Basically, machine learning is always based on data, observations, direct experience, or instruction. The computer, literally, studies computer algorithms and then computes the information to complete a task or make an accurate prediction.
While the study was performed on lung cancer, researchers believe the method can be adapted to other types of tumors. They also believe that the wealth of data generated by this approach can be used with other “big data” approaches, such as analyses of all genes or proteins in a tumor, to better understand how tumors evolve.
“This approach replaces this subjectivity with sophisticated, quantitative measurements that we feel are likely to improve patient outcomes,” said Michael Snyder, PhD, a professor of genetics at Stanford University in a news release.
Traditional assessments of cancer grade and stage by oncologists are often limited. The “grade” basically tells an oncologist how abnormal the cells are compared to the tissue from which they grew, so that a high-grade tumor bears little resemblance to a healthy cell. The “stage” describes if and to what extent a cancer has spread.
These measures are often used to set a prognosis, but oncologists know they often are not accurate.
The first problem with cancer tissue assessments is that they are made by a pathologist who explores how the cancer tissue looks under a microscope. Because humans are subjective, results depend on the pathologist’s experience in making a judgment. Further, even when two highly experienced pathologists look at the same tissue, the chance of them agreeing totally are only about 60 percent, according to Snyder.

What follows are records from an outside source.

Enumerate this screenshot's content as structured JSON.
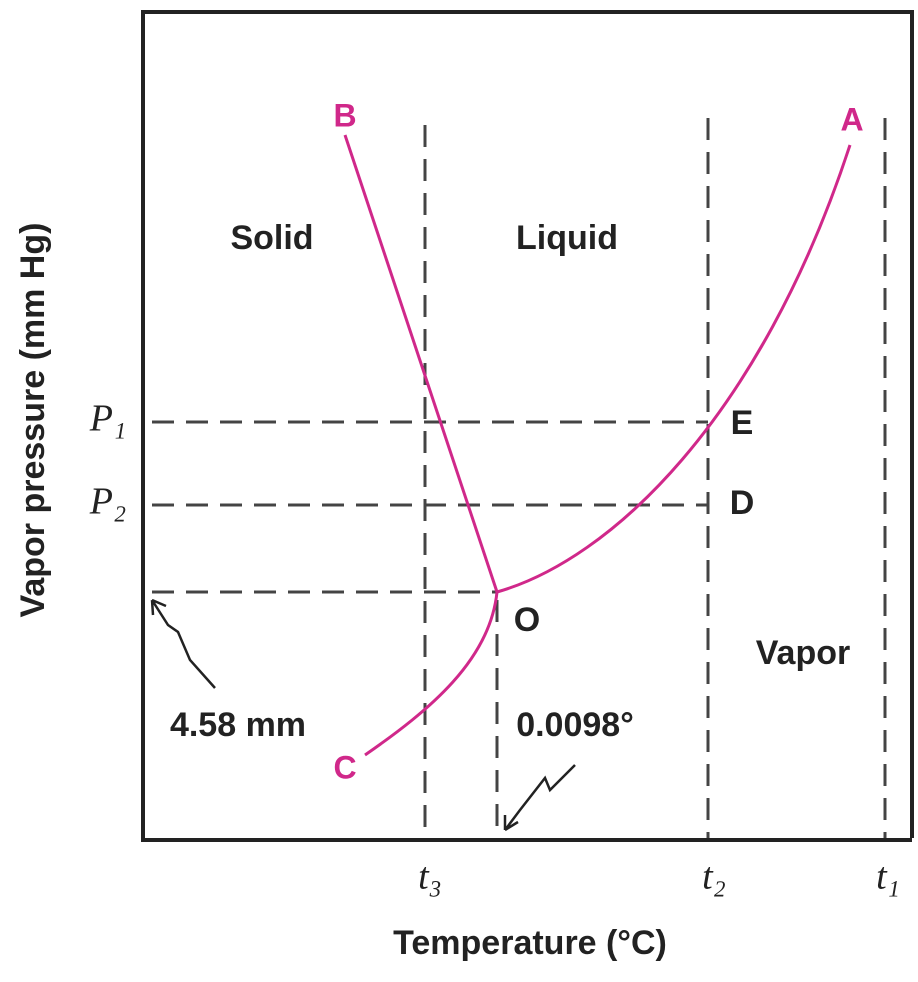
{
  "title_axis_y": "Vapor pressure (mm Hg)",
  "title_axis_x": "Temperature (°C)",
  "regions": {
    "solid": "Solid",
    "liquid": "Liquid",
    "vapor": "Vapor"
  },
  "points": {
    "a": "A",
    "b": "B",
    "c": "C",
    "d": "D",
    "e": "E",
    "o": "O"
  },
  "pressure_labels": {
    "p1": "P₁",
    "p2": "P₂"
  },
  "temperature_labels": {
    "t3": "t₃",
    "t2": "t₂",
    "t1": "t₁"
  },
  "annotations": {
    "triple_pressure": "4.58 mm",
    "triple_temperature": "0.0098°"
  }
}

Another problem is that outcomes often differ from what was expected, based on the grade and stage assessment. While about 50 percent of patients who get a lung adenocarcinoma diagnosis live for about five years, a small group will likely live 10 years.
The current study indicates that while humans are not able to extract enough data from a tissue sample to determine how the groups differ, the machine-learning computer can.
Researchers at Stanford University Medical Center used 2,186 microscope images of either adenocarcinoma or squamous cell carcinoma, two lung cancer types that are particularly difficult to distinguish between, to start training the software. The team used pictures from the Cancer Genome Atlas, a national database that also holds information about the grade and stage of the cancer, and on how long each patient lived after diagnosis.
The machine-learning software was eventually able to spot nearly 10,000 characteristics among the samples, which is much more than the usual few hundred a pathologist can spot. In addition to traditional measurements, such as cell shape and size, the software could assess the shape and texture of cell nuclei, and how neighboring cells were arranged in relation to each other.
“We began the study without any preconceived ideas, and we let the software determine which characteristics are important,” Snyder said. “In hindsight, everything makes sense. And the computers can assess even tiny differences across thousands of samples many times more accurately and rapidly than a human.”
The team let the software pick features that could be used to see the difference between cancerous and normal cells, identify cancer subtype, and predict the life expectancy of the patient. They then tested the approach on 294 lung cancer tissue samples from another database.
This group was distinguished by patients who either survived post-diagnosis for a long time or who died shortly afterward. The machine-learning system was seen to effectively distinguish between patients, and to accurately predict their survival.
“Ultimately this technique will give us insight into the molecular mechanisms of cancer by connecting important pathological features with outcome data,” Snyder said.